Cela donne comme la journée de grève mi-figue mi raisin du lundi écoulé.
En temps ordinaire le pouvoir se serait réjoui d’avoir empêché la grève de prendre tout à fait, mais le pouvoir aussi est tout aussi méfiant. Qui sait aujourd’hui ? ‘Dèyè mòn gen mòn.’
Même au ministre de la communication, notre trop prolixe Guyler Delva, qu’on semble avoir passé une muselière.
Idem dans les états-majors de grands partis politiques. Grands non pas par leur nombre d’adhérents mais par l’âge de leurs dirigeants, parce que la démocratie interne, connais pas chez nous.

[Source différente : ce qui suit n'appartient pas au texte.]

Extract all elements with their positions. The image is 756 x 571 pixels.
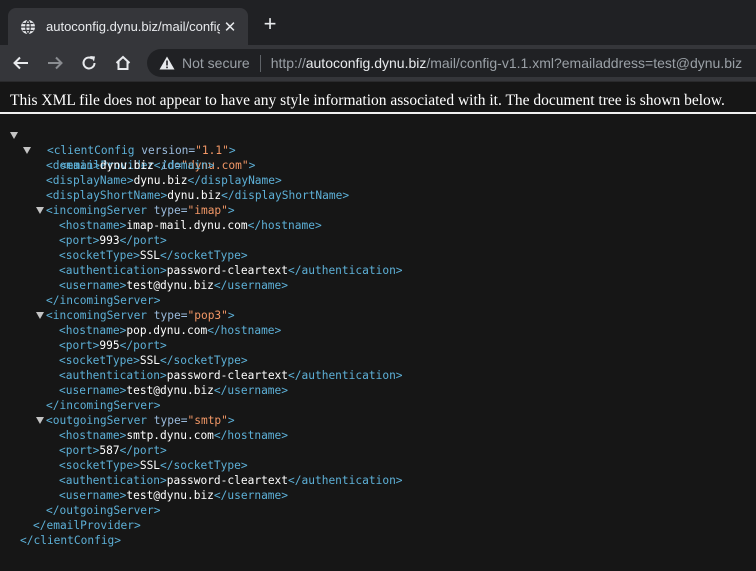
address-bar[interactable]: Not secure http://autoconfig.dynu.biz/ma… [147,49,756,77]
xml-hostname: <hostname>pop.dynu.com</hostname> [59,324,282,337]
home-icon [115,55,131,70]
xml-domain: <domain>dynu.biz</domain> [46,159,215,172]
xml-server-close: </incomingServer> [46,399,161,412]
xml-username: <username>test@dynu.biz</username> [59,489,289,502]
collapse-triangle-icon[interactable] [36,417,44,424]
xml-server-open: <outgoingServer type="smtp"> [0,413,756,428]
collapse-triangle-icon[interactable] [10,132,18,139]
tab-strip: autoconfig.dynu.biz/mail/config- ✕ + [0,0,756,45]
collapse-triangle-icon[interactable] [23,147,31,154]
browser-tab[interactable]: autoconfig.dynu.biz/mail/config- ✕ [8,8,248,45]
back-button[interactable] [5,47,37,79]
xml-server-open: <incomingServer type="pop3"> [0,308,756,323]
xml-display-short-name: <displayShortName>dynu.biz</displayShort… [46,189,350,202]
xml-root-open: <clientConfig version="1.1"> [0,128,756,157]
browser-toolbar: Not secure http://autoconfig.dynu.biz/ma… [0,45,756,82]
xml-server-close: </incomingServer> [46,294,161,307]
xml-display-name: <displayName>dynu.biz</displayName> [46,174,282,187]
xml-tree: <clientConfig version="1.1"> <emailProvi… [0,114,756,548]
xml-port: <port>995</port> [59,339,167,352]
home-button[interactable] [107,47,139,79]
reload-button[interactable] [73,47,105,79]
xml-username: <username>test@dynu.biz</username> [59,279,289,292]
xml-style-notice: This XML file does not appear to have an… [0,82,756,114]
xml-sockettype: <socketType>SSL</socketType> [59,249,248,262]
globe-icon [20,19,36,35]
xml-root-close: </clientConfig> [20,534,122,547]
xml-sockettype: <socketType>SSL</socketType> [59,459,248,472]
collapse-triangle-icon[interactable] [36,207,44,214]
forward-button[interactable] [39,47,71,79]
xml-authentication: <authentication>password-cleartext</auth… [59,474,403,487]
arrow-right-icon [48,56,63,70]
divider [259,54,261,72]
xml-provider-close: </emailProvider> [33,519,141,532]
warning-icon[interactable] [159,56,175,70]
arrow-left-icon [13,56,28,70]
close-icon[interactable]: ✕ [220,18,240,36]
url-host: autoconfig.dynu.biz [305,55,427,71]
xml-port: <port>993</port> [59,234,167,247]
xml-provider-open: <emailProvider id="dynu.com"> [0,143,756,172]
collapse-triangle-icon[interactable] [36,312,44,319]
xml-authentication: <authentication>password-cleartext</auth… [59,369,403,382]
new-tab-button[interactable]: + [258,12,282,36]
xml-server-close: </outgoingServer> [46,504,161,517]
reload-icon [82,56,96,70]
xml-port: <port>587</port> [59,444,167,457]
url-path: /mail/config-v1.1.xml?emailaddress=test@… [426,55,743,71]
tab-title: autoconfig.dynu.biz/mail/config- [46,19,220,34]
xml-sockettype: <socketType>SSL</socketType> [59,354,248,367]
xml-hostname: <hostname>smtp.dynu.com</hostname> [59,429,289,442]
xml-authentication: <authentication>password-cleartext</auth… [59,264,403,277]
security-label[interactable]: Not secure [182,55,250,71]
xml-username: <username>test@dynu.biz</username> [59,384,289,397]
xml-hostname: <hostname>imap-mail.dynu.com</hostname> [59,219,322,232]
url-scheme: http:// [270,55,306,71]
xml-server-open: <incomingServer type="imap"> [0,203,756,218]
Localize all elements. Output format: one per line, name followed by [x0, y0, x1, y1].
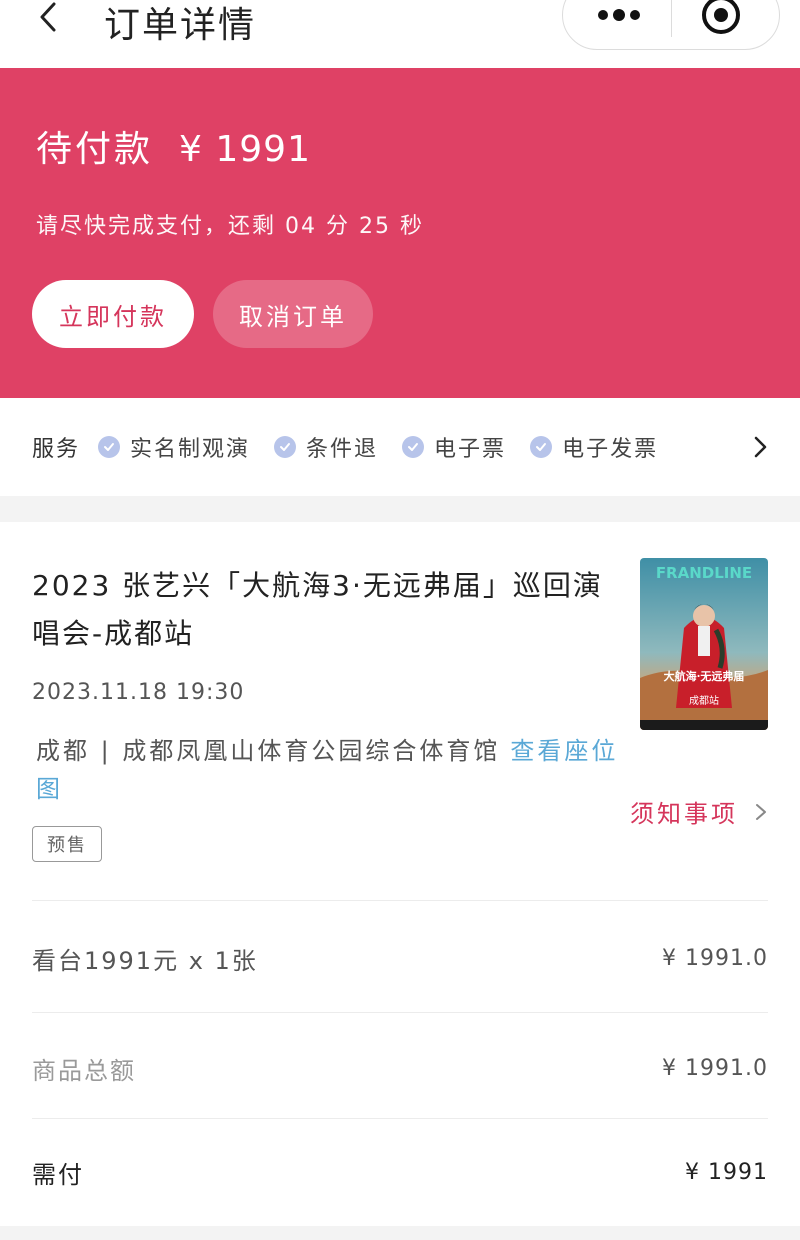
amount-due-label: 需付	[32, 1160, 84, 1189]
notice-link[interactable]: 须知事项	[630, 794, 768, 829]
more-dots-icon	[598, 9, 640, 21]
poster-top-text: FRANDLINE	[656, 564, 752, 582]
service-item: 条件退	[274, 431, 378, 463]
pay-now-button[interactable]: 立即付款	[32, 280, 194, 348]
venue-text: 成都 | 成都凤凰山体育公园综合体育馆	[36, 737, 501, 765]
nav-bar: 订单详情	[0, 0, 800, 68]
pending-amount: ¥ 1991	[179, 129, 311, 170]
services-row[interactable]: 服务 实名制观演 条件退 电子票 电子发票	[0, 398, 800, 496]
divider	[32, 1012, 768, 1013]
service-item-label: 实名制观演	[130, 437, 251, 462]
subtotal-line: 商品总额 ¥ 1991.0	[32, 1048, 768, 1088]
order-card: 2023 张艺兴「大航海3·无远弗届」巡回演唱会-成都站 FRANDLINE 大…	[0, 522, 800, 1226]
event-poster[interactable]: FRANDLINE 大航海·无远弗届 成都站	[640, 558, 768, 730]
cancel-order-button[interactable]: 取消订单	[213, 280, 373, 348]
service-item-label: 条件退	[306, 437, 379, 462]
service-item: 实名制观演	[98, 431, 250, 463]
capsule-divider	[671, 0, 672, 37]
divider	[32, 900, 768, 901]
poster-city: 成都站	[689, 694, 719, 707]
service-item-label: 电子票	[434, 437, 507, 462]
payment-status-banner: 待付款 ¥ 1991 请尽快完成支付，还剩 04 分 25 秒 立即付款 取消订单	[0, 68, 800, 398]
more-button[interactable]	[593, 0, 645, 33]
service-item-label: 电子发票	[562, 437, 659, 462]
amount-due-value: ¥ 1991	[685, 1159, 768, 1185]
notice-label: 须知事项	[630, 800, 738, 828]
divider	[32, 1118, 768, 1119]
status-text: 待付款	[36, 129, 154, 170]
subtotal-value: ¥ 1991.0	[662, 1055, 768, 1081]
subtotal-label: 商品总额	[32, 1056, 136, 1085]
venue-info: 成都 | 成都凤凰山体育公园综合体育馆 查看座位图	[36, 732, 626, 808]
check-circle-icon	[530, 436, 553, 458]
mini-program-capsule	[562, 0, 780, 50]
poster-headline: 大航海·无远弗届	[664, 669, 745, 683]
event-datetime: 2023.11.18 19:30	[32, 680, 245, 705]
close-mini-program-button[interactable]	[699, 0, 743, 37]
services-label: 服务	[32, 437, 81, 462]
service-item: 电子票	[402, 431, 506, 463]
ticket-line-label: 看台1991元 x 1张	[32, 946, 258, 975]
chevron-left-icon	[40, 2, 56, 32]
chevron-right-icon	[756, 803, 766, 820]
ticket-line: 看台1991元 x 1张 ¥ 1991.0	[32, 938, 768, 978]
payment-countdown: 请尽快完成支付，还剩 04 分 25 秒	[36, 214, 424, 239]
presale-tag: 预售	[32, 826, 102, 862]
check-circle-icon	[98, 436, 121, 458]
target-close-icon	[702, 0, 740, 34]
page-title: 订单详情	[104, 5, 257, 46]
chevron-right-icon	[754, 436, 767, 458]
back-button[interactable]	[30, 0, 70, 40]
event-title: 2023 张艺兴「大航海3·无远弗届」巡回演唱会-成都站	[32, 569, 603, 650]
check-circle-icon	[402, 436, 425, 458]
status-line: 待付款 ¥ 1991	[36, 120, 311, 172]
ticket-line-value: ¥ 1991.0	[662, 945, 768, 971]
service-item: 电子发票	[530, 431, 658, 463]
amount-due-line: 需付 ¥ 1991	[32, 1152, 768, 1192]
check-circle-icon	[274, 436, 297, 458]
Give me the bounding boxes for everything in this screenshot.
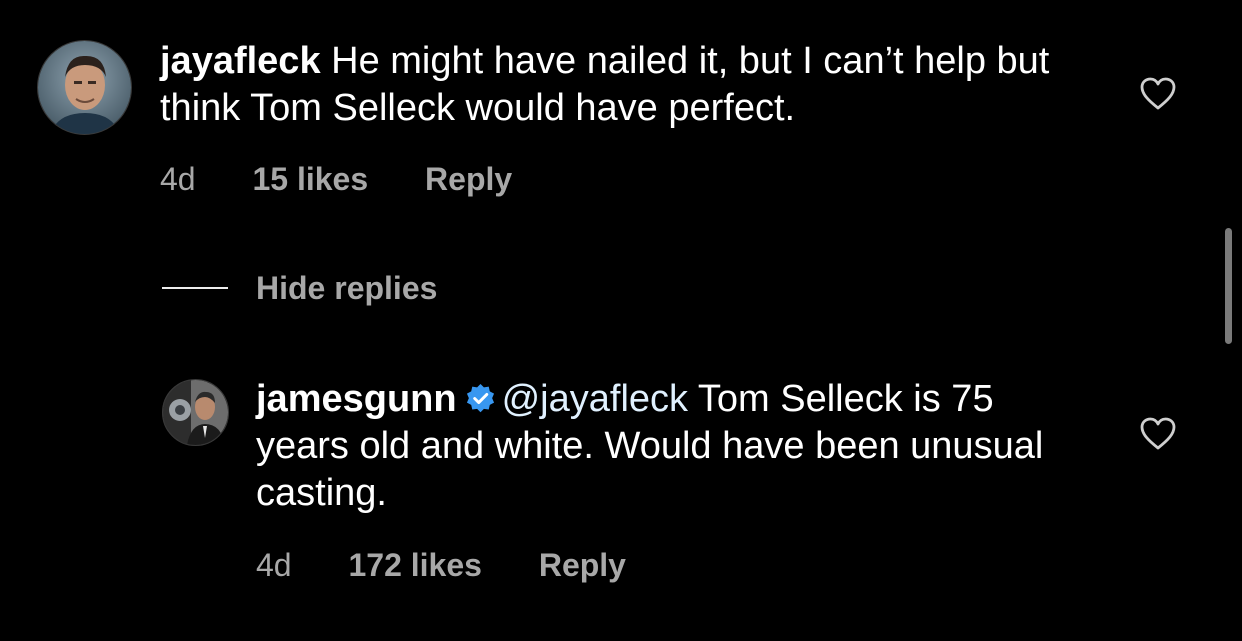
hide-replies-button[interactable]: Hide replies — [256, 270, 437, 307]
reply-meta: 4d 172 likes Reply — [256, 547, 626, 584]
replies-divider — [162, 287, 228, 289]
avatar[interactable] — [37, 40, 132, 135]
reply-body: jamesgunn @jayafleck Tom Selleck is 75 y… — [256, 376, 1076, 517]
scrollbar[interactable] — [1225, 228, 1232, 344]
avatar-photo-icon — [163, 380, 228, 445]
reply-likes[interactable]: 172 likes — [348, 547, 481, 583]
mention-link[interactable]: @jayafleck — [502, 378, 688, 420]
comment-meta: 4d 15 likes Reply — [160, 161, 512, 198]
reply-button[interactable]: Reply — [425, 161, 512, 197]
reply-avatar[interactable] — [162, 379, 229, 446]
comment-likes[interactable]: 15 likes — [252, 161, 368, 197]
avatar-photo-icon — [38, 41, 131, 134]
comment-username[interactable]: jayafleck — [160, 40, 321, 82]
heart-outline-icon[interactable] — [1140, 77, 1176, 111]
verified-badge-icon — [466, 383, 494, 413]
comment-body: jayafleck He might have nailed it, but I… — [160, 38, 1110, 132]
reply-timestamp: 4d — [256, 547, 292, 583]
reply-username[interactable]: jamesgunn — [256, 378, 457, 420]
comment-timestamp: 4d — [160, 161, 196, 197]
reply-button[interactable]: Reply — [539, 547, 626, 583]
heart-outline-icon[interactable] — [1140, 417, 1176, 451]
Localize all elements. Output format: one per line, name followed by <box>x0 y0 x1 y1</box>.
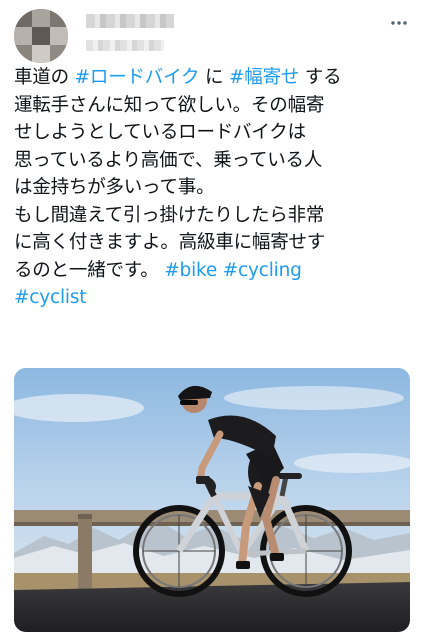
tweet: 車道の #ロードバイク に #幅寄せ する 運転手さんに知って欲しい。その幅寄 せし… <box>0 0 422 640</box>
tweet-text-segment: もし間違えて引っ掛けたりしたら非常 <box>14 204 325 226</box>
author-avatar[interactable] <box>14 9 68 63</box>
tweet-text: 車道の #ロードバイク に #幅寄せ する 運転手さんに知って欲しい。その幅寄 せし… <box>14 64 414 312</box>
tweet-text-segment: せしようとしているロードバイクは <box>14 122 306 143</box>
hashtag-link[interactable]: #ロードバイク <box>75 67 200 88</box>
tweet-text-line: せしようとしているロードバイクは <box>14 119 414 147</box>
tweet-text-line: に高く付きますよ。高級車に幅寄せす <box>14 229 414 257</box>
hashtag-link[interactable]: #幅寄せ <box>229 67 299 88</box>
hashtag-link[interactable]: #cyclist <box>14 287 87 308</box>
tweet-text-line: 思っているより高価で、乗っている人 <box>14 147 414 175</box>
tweet-text-segment: 車道の <box>14 67 75 88</box>
hashtag-link[interactable]: #bike <box>164 260 217 281</box>
tweet-text-line: は金持ちが多いって事。 <box>14 174 414 202</box>
tweet-text-segment: に <box>199 67 229 88</box>
tweet-text-line: 運転手さんに知って欲しい。その幅寄 <box>14 92 414 120</box>
tweet-text-segment: に高く付きますよ。高級車に幅寄せす <box>14 232 326 253</box>
tweet-text-segment: るのと一緒です。 <box>14 259 165 281</box>
tweet-text-line: もし間違えて引っ掛けたりしたら非常 <box>14 202 414 230</box>
tweet-text-segment: 運転手さんに知って欲しい。その幅寄 <box>14 94 325 116</box>
tweet-text-line: 車道の #ロードバイク に #幅寄せ する <box>14 64 414 92</box>
tweet-text-line: るのと一緒です。 #bike #cycling <box>14 257 414 285</box>
hashtag-link[interactable]: #cycling <box>223 260 302 281</box>
tweet-text-segment: する <box>299 67 342 88</box>
tweet-photo[interactable] <box>14 368 410 632</box>
tweet-text-segment: 思っているより高価で、乗っている人 <box>14 149 323 171</box>
author-handle-blurred[interactable] <box>86 40 164 51</box>
more-options-icon[interactable] <box>390 14 408 32</box>
tweet-text-line: #cyclist <box>14 284 414 312</box>
author-name-blurred[interactable] <box>86 14 174 28</box>
tweet-text-segment: は金持ちが多いって事。 <box>14 177 215 198</box>
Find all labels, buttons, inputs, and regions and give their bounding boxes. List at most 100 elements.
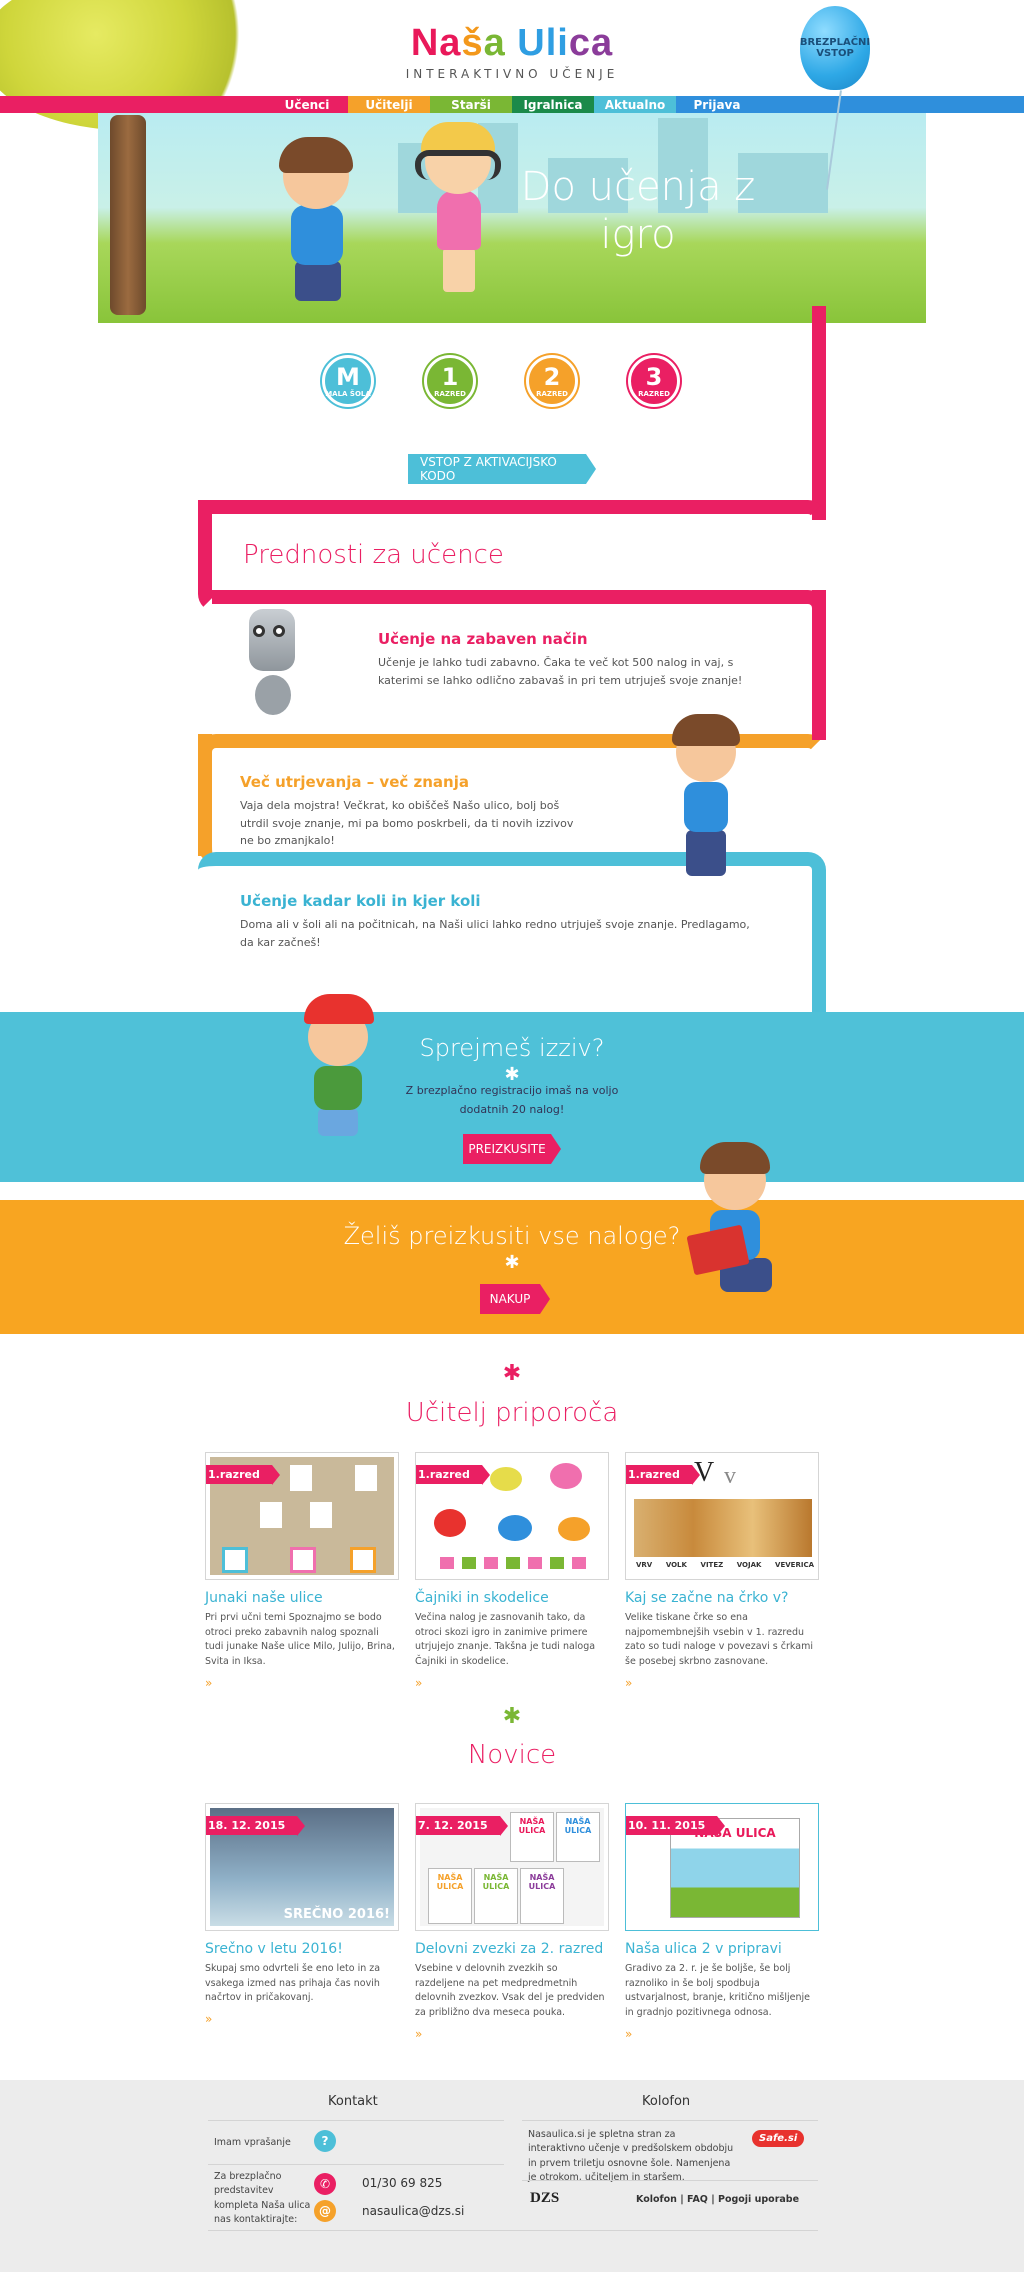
purchase-button[interactable]: NAKUP <box>480 1284 550 1314</box>
news-card[interactable]: 10. 11. 2015 NAŠA ULICA Naša ulica 2 v p… <box>625 1803 819 2041</box>
badge-razred-1[interactable]: 1 RAZRED <box>424 355 476 407</box>
free-entry-balloon-button[interactable]: BREZPLAČNI VSTOP <box>800 6 870 90</box>
card-thumbnail[interactable]: 1.razred <box>415 1452 609 1580</box>
advantage-item-fun: Učenje na zabaven način Učenje je lahko … <box>378 630 768 689</box>
advantages-title: Prednosti za učence <box>243 540 504 570</box>
divider <box>208 2120 504 2121</box>
site-logo[interactable]: Naša Ulica INTERAKTIVNO UČENJE <box>0 22 1024 81</box>
colophon-text: Nasaulica.si je spletna stran za interak… <box>528 2129 734 2183</box>
recommendation-card[interactable]: 1.razred V v VRV VOLK VITEZ VOJAK VEVERICA K… <box>625 1452 819 1690</box>
card-text: Vsebine v delovnih zvezkih so razdeljene… <box>415 1963 605 2019</box>
card-text: Večina nalog je zasnovanih tako, da otro… <box>415 1612 596 1668</box>
news-card[interactable]: 7. 12. 2015 NAŠA ULICA NAŠA ULICA NAŠA U… <box>415 1803 609 2041</box>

Or venus pour la plupart de la gauche et ayant accepté d’avaler tant de couleuvres avant de pouvoir se ranger aujourd’hui comme dirigeants responsables, parce que chez nous responsable est synonyme de droite (par exemple, les présidents de chambre de commerce, les évêques catholiques ou protestants, les écrivains et artistes et même journalistes honorés sont de droite, ben oui c’est comme ça …).
Mais c’est aussi tout ce monde aujourd’hui qui ne sait trop à quel saint se vouer. Ou plutôt quel discours adopter.
Alors personne ne bouge. Non, pardon oui, rien ne va plus, mais ne faites pas encore vos jeux !
Que le président laisse la barque nationale courir les plus grands dangers (car le danger on sait aujourd’hui ce que c’est et on a vu les résultats de nos yeux vus) en hésitant à choisir le nouveau gouvernement, en refusant de faire face aux adversaires du consensus, c’est-à-dire pour commencer ses propres alliés du parti au pouvoir, eh bien le plus grand complice du président aujourd’hui, ce ne sont pas les bénéficiaires actuels du pouvoir mais c’est davantage une classe politique totalement immobilisée (‘freezed’) tout simplement parce qu’elle n’est pas encore arrivée à comprendre ce qui s’est passé les 6, 7 et 8 juillet.
Elle n’était pas prête.
C’était pareil au moment de la chute de Baby Doc le 7 février 1986.
Nous en payons encore les conséquences.